Former Israeli soldier and current writer for the Atlantic Jeffrey Goldberg has a long cover story (9/10) on the "better than 50 percent chance" that Israel will launch air strikes against Iran by next July, with the aim of taking out the alleged nuclear threat from the Islamic Republic. Based on roughly 40 interviews with American, Arab and Israeli officials–some of them anonymously–Goldberg meanders from describing the worst-case scenario for what will happen after Israel attacks Iran to relaying dubious Israeli claims about how Iran is the new Nazi Germany to an analysis of Netanyahu's relationship with his right-wing 100-year-old father. He does this while assuring readers that he is "not engagingin a thought exercise, or a one-man war game."
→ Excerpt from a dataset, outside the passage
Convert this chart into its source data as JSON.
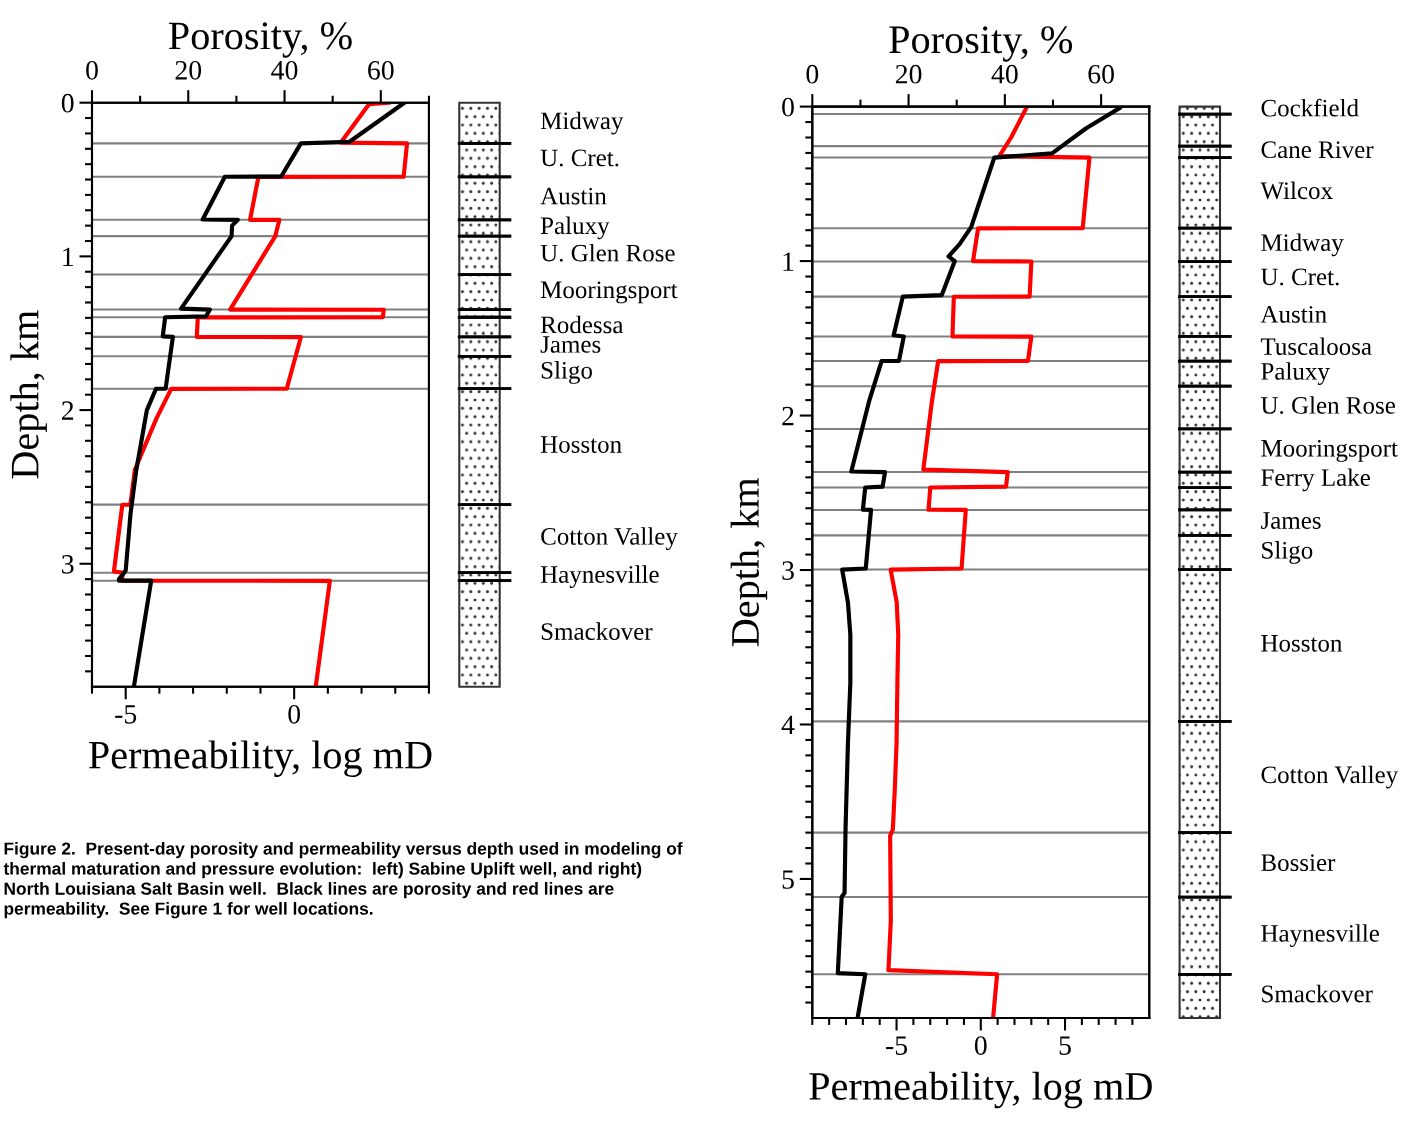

Why anyone would listen to Goldberg or give him space in a magazine to hype up the threat from another Middle Eastern country is beyond comprehension, given Goldberg's role in printing propaganda about Saddam Hussein's weapons of mass destruction and Iraq's ties to Al-Qaeda (New Yorker, 3/25/02; 2/10/03; Slate, 10/3/02). That turned out wonderfully, remember?
Ken Silverstein (Harper's, 6/30/06) is certainly shaking his head–he chronicled Goldberg's role in pushing for the Iraq War, writing that:
In urging war on Iraq, Goldberg took highly dubious assertions–for example, that Saddam was an irrational madman in control of vast quantities of WMDs and that Iraq and Al Qaeda were deeply in bed together–and essentially asserted them as fact…
Back in late 2003, at a panel discussion hosted by the New School for Social Research, the topic of Saddam's weapons of mass destruction came up. 'Did the CIA simply mess up?' Goldberg asked Paul Wolfowitz. 'Did I?' is the question he should have asked.
A lot has already been written about Goldberg's latest, so here's a selection of good analysis:
-Iran experts Flynt and Hillary Mann Leverett on "the weak case for war with Iran" (Foreign Policy, 8/11/10).
-Jonathan Schwartz (A Tiny Revolution, 8/11/10) argues that Goldberg is "America's greatest foreign policy propagandist."
-Glenn Greenwald on why Goldberg's piece is "exhibit A" on "how propagandists function" (Salon, 8/12/10).
-Eli Clifton on how Goldberg's article "is part of a campaign to push the Obama administration into authorizing a U.S. military strike rather than having any particularly believable scoops about an impending Israeli attack" (Lobelog, 8/10/10).
-Matt Duss on why an attack on Iran would have a "low likelihood of success" but a "high likelihood of disaster" (Wonk Room, 8/11/10).
-Paul Woodward on how the article is part of a campaign to put the Obama administration in a box to get the U.S. to bomb Iran (War in Context, 8/11/10).
-Tony Karon on Goldberg being willingly used by both U.S. and Israeli officials to "send messages" about both countries' postures toward Iran (Rootless Cosmopolitan, 8/12/10).